Questa la descrizione
arida e fredda. Ma quei Ceri portati da uomini forti, quasi
invasi da umano e sacro furore, corrono come in un volo agile e
potente.
Orgiastica e
impressionante corsa, per ampie strade e piazze monumentali, per
discese paurose ed ardue salite, simbolo di forza e di fede.
L'origine è oscura:
rievocazione ancestrale della festa pagana in onore di Cerere?
Ricordo trionfale del Carroccio che vide intorno a sé il valore
e le vittorie di questa gente forte? Trasformazione simbolica di
un'offerta di cera, un omaggio luminoso e ardente al Protettore
tanto amato e invocato?...
...festa
del sangue di un popolo, forte e lieto; patrimonio e tradizione
di elementi umani e spirituali, sacri e profani, fondo e vicenda
indistruttibile di un popolo "dalle molte vite"
La festa è
tra le più antiche, se non in assoluto la più remota,
manifestazione folkloristica italiana.
La sua nascita è
tutt'ora oscura e basti ricordare che esistono due ipotesi
fondamentali: una religiosa e l'altra pagana.
La prima, configura la
Festa come solenne atto devozionale degli eugubini al loro
Vescovo Ubaldo Baldassini, a partire dal maggio 1160 anno della
Sua morte. Da allora, ogni 15 maggio, giorno della vigilia del
lutto, l'offerta devozionale al Santo Patrono divenne un
appuntamento fisso per il popolo eugubino, che avrebbe
partecipato, in mistica processione, ad una grande
"Luminaria" di candelotti di cera, percorrendo le vie
della città fino al Monte Ingino.
I candelotti di cera, offerti dalle corporazioni di Arti
e Mestieri, probabilmente divennero nel tempo tanto consistenti
da renderne difficoltoso il trasporto e vennero sostituiti verso
la fine del '500 con tre strutture in legno, agili e moderne,
che - più volte ricostruite - sono, nella loro forma
originaria, arrivate fino ai nostri giorni.

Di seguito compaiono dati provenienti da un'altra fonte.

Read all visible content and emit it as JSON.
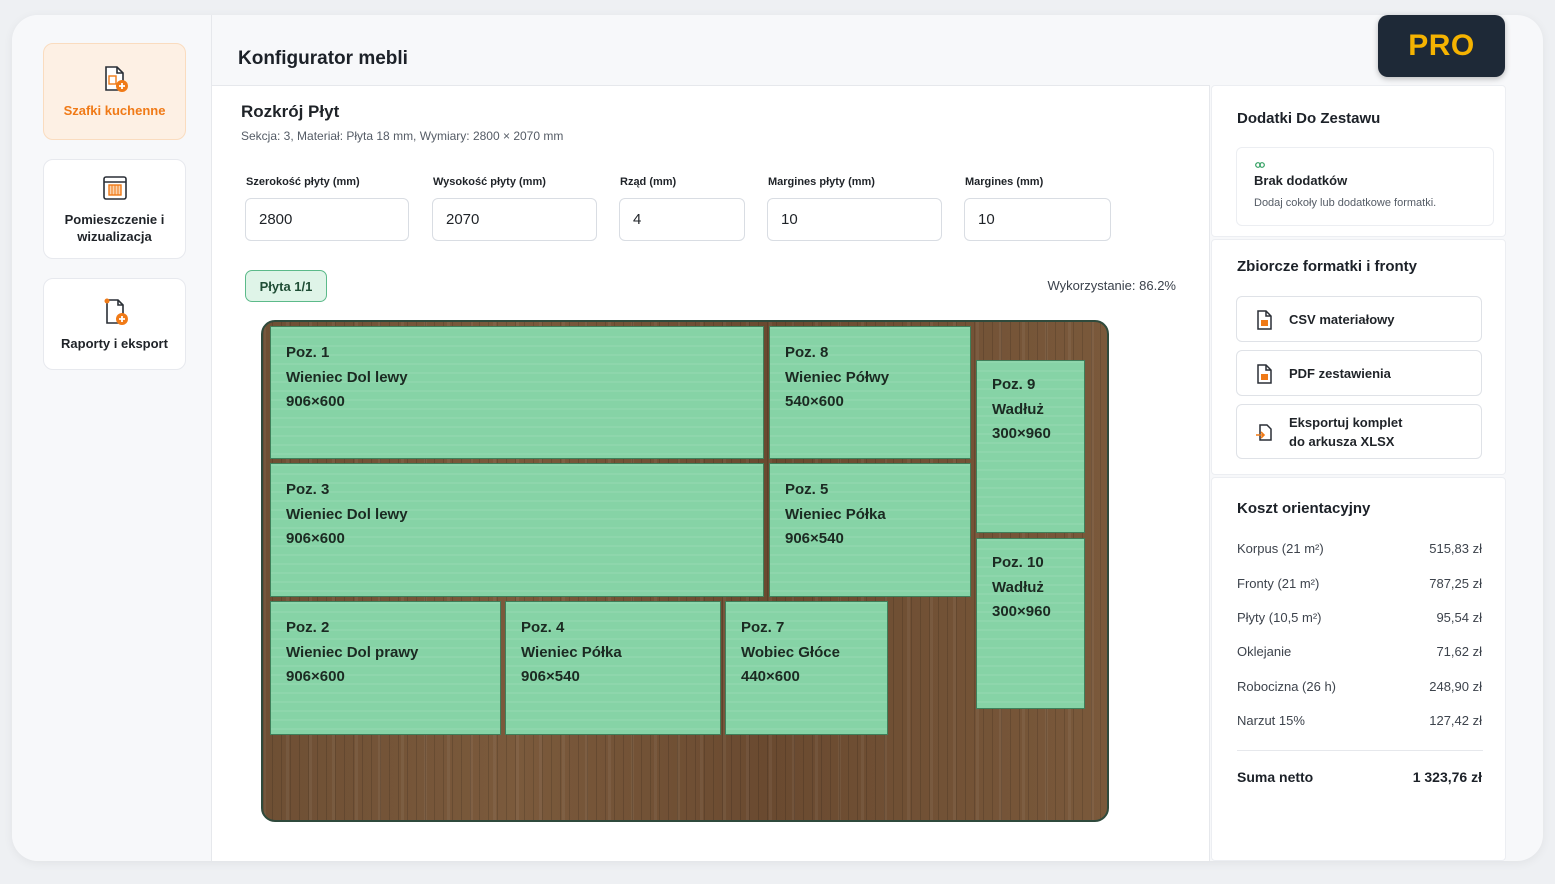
{
  "pro_badge": "PRO",
  "sidebar": {
    "items": [
      {
        "label": "Szafki kuchenne",
        "icon": "cabinet-doc-icon",
        "active": true
      },
      {
        "label": "Pomieszczenie i wizualizacja",
        "icon": "room-visual-icon",
        "active": false
      },
      {
        "label": "Raporty i eksport",
        "icon": "report-doc-icon",
        "active": false
      }
    ]
  },
  "header": {
    "title": "Konfigurator mebli"
  },
  "cut": {
    "title": "Rozkrój Płyt",
    "subtitle": "Sekcja: 3, Materiał: Płyta 18 mm, Wymiary: 2800 × 2070 mm",
    "fields": [
      {
        "label": "Szerokość płyty (mm)",
        "value": "2800"
      },
      {
        "label": "Wysokość płyty (mm)",
        "value": "2070"
      },
      {
        "label": "Rząd (mm)",
        "value": "4"
      },
      {
        "label": "Margines płyty (mm)",
        "value": "10"
      },
      {
        "label": "Margines (mm)",
        "value": "10"
      }
    ],
    "plate_label": "Płyta 1/1",
    "usage": "Wykorzystanie: 86.2%",
    "pieces": [
      {
        "pos": "Poz. 1",
        "name": "Wieniec Dol lewy",
        "dims": "906×600"
      },
      {
        "pos": "Poz. 8",
        "name": "Wieniec Półwy",
        "dims": "540×600"
      },
      {
        "pos": "Poz. 9",
        "name": "Wadłuż",
        "dims": "300×960"
      },
      {
        "pos": "Poz. 3",
        "name": "Wieniec Dol lewy",
        "dims": "906×600"
      },
      {
        "pos": "Poz. 5",
        "name": "Wieniec Półka",
        "dims": "906×540"
      },
      {
        "pos": "Poz. 10",
        "name": "Wadłuż",
        "dims": "300×960"
      },
      {
        "pos": "Poz. 2",
        "name": "Wieniec Dol prawy",
        "dims": "906×600"
      },
      {
        "pos": "Poz. 4",
        "name": "Wieniec Półka",
        "dims": "906×540"
      },
      {
        "pos": "Poz. 7",
        "name": "Wobiec Głóce",
        "dims": "440×600"
      }
    ]
  },
  "addons": {
    "title": "Dodatki Do Zestawu",
    "empty_title": "Brak dodatków",
    "empty_desc": "Dodaj cokoły lub dodatkowe formatki."
  },
  "exports": {
    "title": "Zbiorcze formatki i fronty",
    "buttons": [
      {
        "label": "CSV materiałowy",
        "icon": "csv-file-icon"
      },
      {
        "label": "PDF zestawienia",
        "icon": "pdf-file-icon"
      },
      {
        "label_line1": "Eksportuj komplet",
        "label_line2": "do arkusza XLSX",
        "icon": "xlsx-export-icon"
      }
    ]
  },
  "cost": {
    "title": "Koszt orientacyjny",
    "rows": [
      {
        "label": "Korpus (21 m²)",
        "value": "515,83 zł"
      },
      {
        "label": "Fronty (21 m²)",
        "value": "787,25 zł"
      },
      {
        "label": "Płyty (10,5 m²)",
        "value": "95,54 zł"
      },
      {
        "label": "Oklejanie",
        "value": "71,62 zł"
      },
      {
        "label": "Robocizna (26 h)",
        "value": "248,90 zł"
      },
      {
        "label": "Narzut 15%",
        "value": "127,42 zł"
      }
    ],
    "total_label": "Suma netto",
    "total_value": "1 323,76 zł"
  },
  "colors": {
    "accent": "#f07a17",
    "piece": "#86d3a6",
    "pro_bg": "#1e2937",
    "pro_text": "#f5b301"
  }
}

Sono rimasti
invariati nel tempo anche la data ed il percorso della festa.
La seconda ipotesi, più indiziaria e ipotetica, propende
per la rievocazione ancestrale della festa pagana in onore di
Cerere, dea delle messi, arrivando a noi attraverso le glorie
comunali e le signorie rinascimentali, il dominio pontificio e
le lotte risorgimentali.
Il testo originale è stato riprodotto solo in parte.